The nozzle is irrigated from above with working fluid, and gas (steam) is supplied from below. As the temperature of the liquid increases, and, accordingly, its viscosity and density decrease, the internal turns of the nozzle, forming the Archimedes spiral, are twisted towards the center of the spiral due to the twisting of the soldered wire 2, which has a memory effect. In this case, the number of turns of the spiral increases and they fit closer to each other, and the surface of strip 1 is deformed and becomes curved (wire 2, when twisted, deforms strip 1 in the center, as a result of which the edges of strip 1 bend in a wave-like manner). Then the hydraulic resistance in the layers of the packing increases, this retains the working fluid on the surface of the packing and maintains the optimal operating mode of the packed heat and mass transfer apparatus as a whole. Thus, a constant contact time of the working fluid with gas (steam) is maintained, which intensifies the rate of heat and mass transfer between the liquid and gas phases and generally leads to an increase in productivity.

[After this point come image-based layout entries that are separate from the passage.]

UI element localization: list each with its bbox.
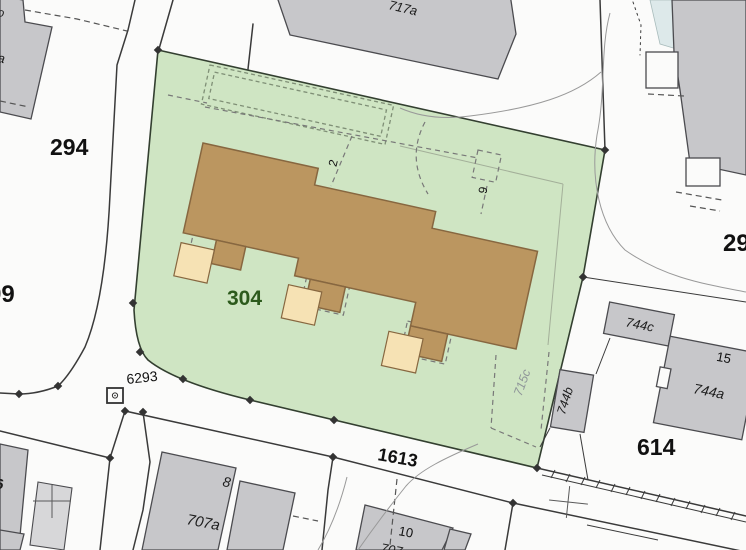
parcel-label-99-clipped: 99	[0, 281, 15, 308]
parcel-label-614: 614	[637, 434, 676, 460]
building-top-right-annex-south	[686, 158, 720, 186]
boundary-dotted-top-right	[633, 2, 641, 55]
building-top-right	[672, 0, 746, 175]
building-bottom-left	[0, 444, 28, 536]
building-top-left	[0, 0, 52, 119]
street-label-1613: 1613	[376, 444, 419, 471]
annex-dashed-3	[690, 206, 720, 211]
porch-1	[174, 243, 215, 284]
building-bottom-left-annex	[30, 482, 72, 550]
building-corner-piece	[0, 530, 24, 550]
annex-dashed-1	[648, 94, 684, 96]
building-top-right-annex-west	[646, 52, 678, 88]
parcel-label-304: 304	[227, 287, 262, 310]
boundary-marker-symbol	[107, 388, 123, 403]
map-canvas: 294 304 614 99 29 1613 6293 717a 707a 8 …	[0, 0, 746, 550]
boundary-dashed-707a	[293, 516, 318, 521]
parcel-label-294: 294	[50, 134, 89, 160]
boundary-segment-terrace	[248, 24, 253, 69]
house-label-10: 10	[397, 523, 414, 540]
annex-dashed-2	[676, 192, 722, 200]
street-label-6293: 6293	[126, 368, 159, 387]
parcel-label-29-clipped: 29	[723, 230, 746, 257]
building-707a	[142, 452, 236, 550]
cadastral-map: 294 304 614 99 29 1613 6293 717a 707a 8 …	[0, 0, 746, 550]
building-707a-annex-8	[227, 481, 295, 550]
porch-2	[281, 285, 322, 326]
house-label-15: 15	[715, 349, 732, 366]
porch-3	[381, 331, 423, 373]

As the temperature decreases, the viscosity of the working fluid increases. The internal turns of the nozzle take their original position, and the flow area of the central turn (hole) of the nozzle increases. This leads to self-regulation of the liquid level in the packed layer of the heat and mass exchange apparatus.

The working fluid, flowing down the surface of the nozzle and along the internal turns of the nozzle spiral, enters inclined channels with bottom holes 3. In the channels, the working fluid changes its speed and direction, and additional turbulization of the liquid-gas flow occurs.

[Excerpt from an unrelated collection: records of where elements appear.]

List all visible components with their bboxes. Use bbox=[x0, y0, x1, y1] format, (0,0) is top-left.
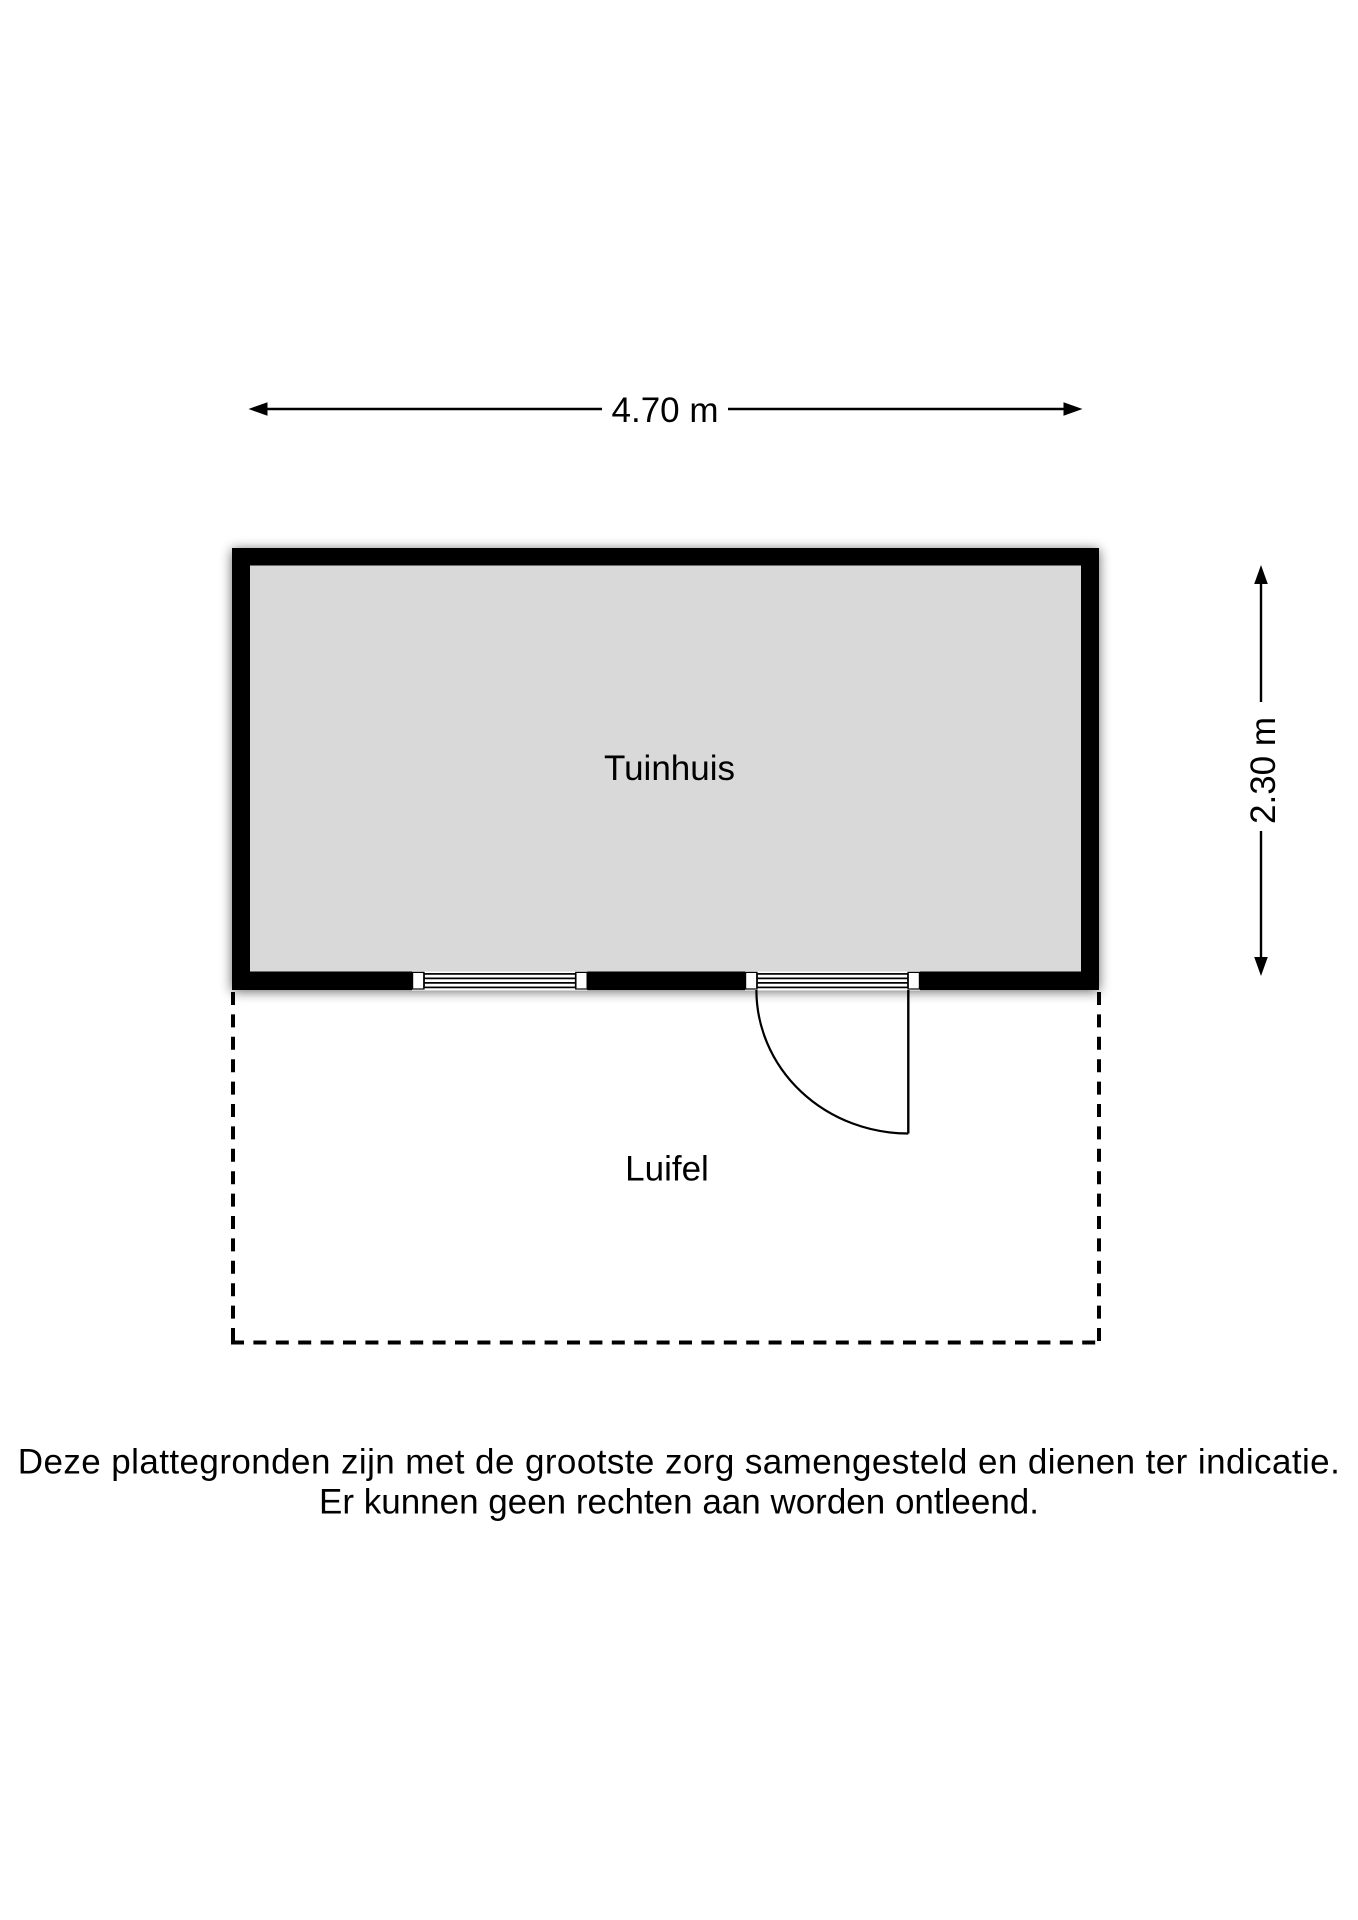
svg-text:Tuinhuis: Tuinhuis bbox=[604, 749, 735, 788]
svg-text:4.70 m: 4.70 m bbox=[612, 391, 719, 430]
svg-text:Er kunnen geen rechten aan wor: Er kunnen geen rechten aan worden ontlee… bbox=[319, 1483, 1039, 1522]
svg-text:2.30 m: 2.30 m bbox=[1244, 717, 1283, 824]
svg-text:Deze plattegronden zijn met de: Deze plattegronden zijn met de grootste … bbox=[18, 1443, 1340, 1482]
svg-text:Luifel: Luifel bbox=[625, 1150, 709, 1189]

Changing the distance between the coils of the nozzle spiral during the technological process leads to a dynamic operating mode of the heat and mass transfer apparatus.

Materials with a memory effect are known. This can be stainless steel 12Х18H10T, nickel-aluminum alloy NuAl (36.8% Al), copper-aluminum and nickel alloy, manganese and nickel alloy, as well as titanium-nickel alloy, changing their shape at temperatures from 100 ° C to 270 °C. (Physical effects in mechanical engineering. Directory / Under the general editorship of V.A. Lukyanets. - M.: Mechanical Engineering 1993, pp. 150 - 152.).

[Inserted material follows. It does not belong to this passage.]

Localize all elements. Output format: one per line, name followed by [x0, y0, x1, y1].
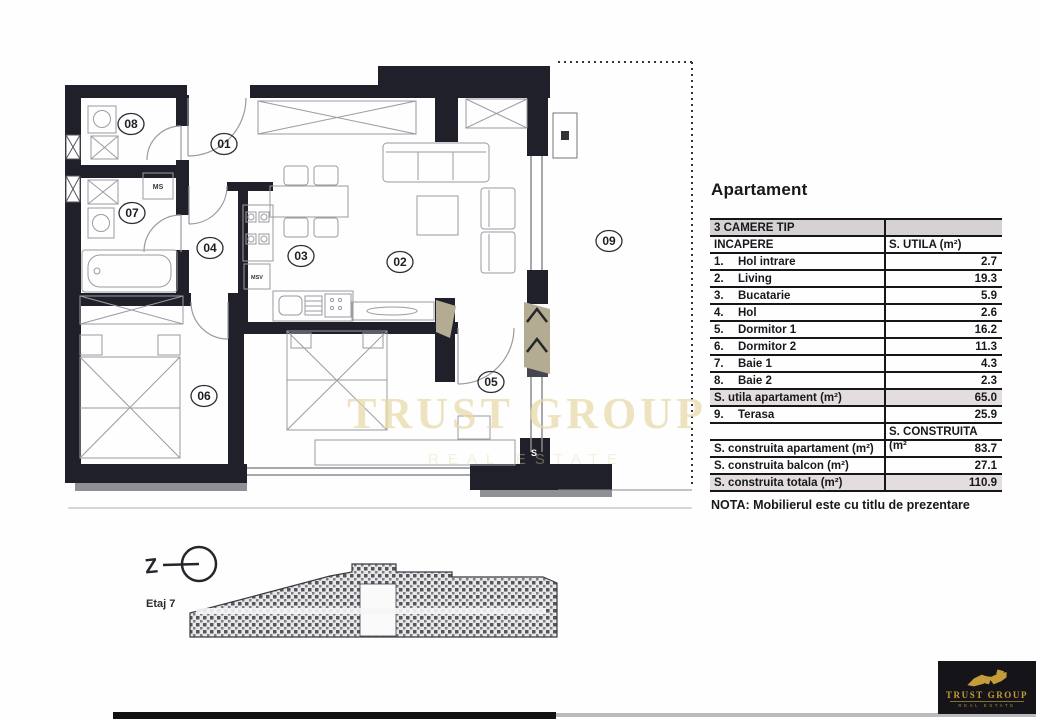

Thus, the use of a nozzle for heat and mass transfer devices, consisting of a strip folded into an Archimedes spiral, along the entire length of which inclined channels with bottom holes are made, and along the middle line of the strip, along the entire length, a wire made of memory effect material is soldered, allows increase device performance.

Claims (1)

A nozzle for heat and mass transfer devices, consisting of a strip folded into an Archimedes spiral, along the entire length of which inclined channels with bottom holes are made, characterized in that along the center line of the strip, along the entire length, a wire made of memory effect material is soldered.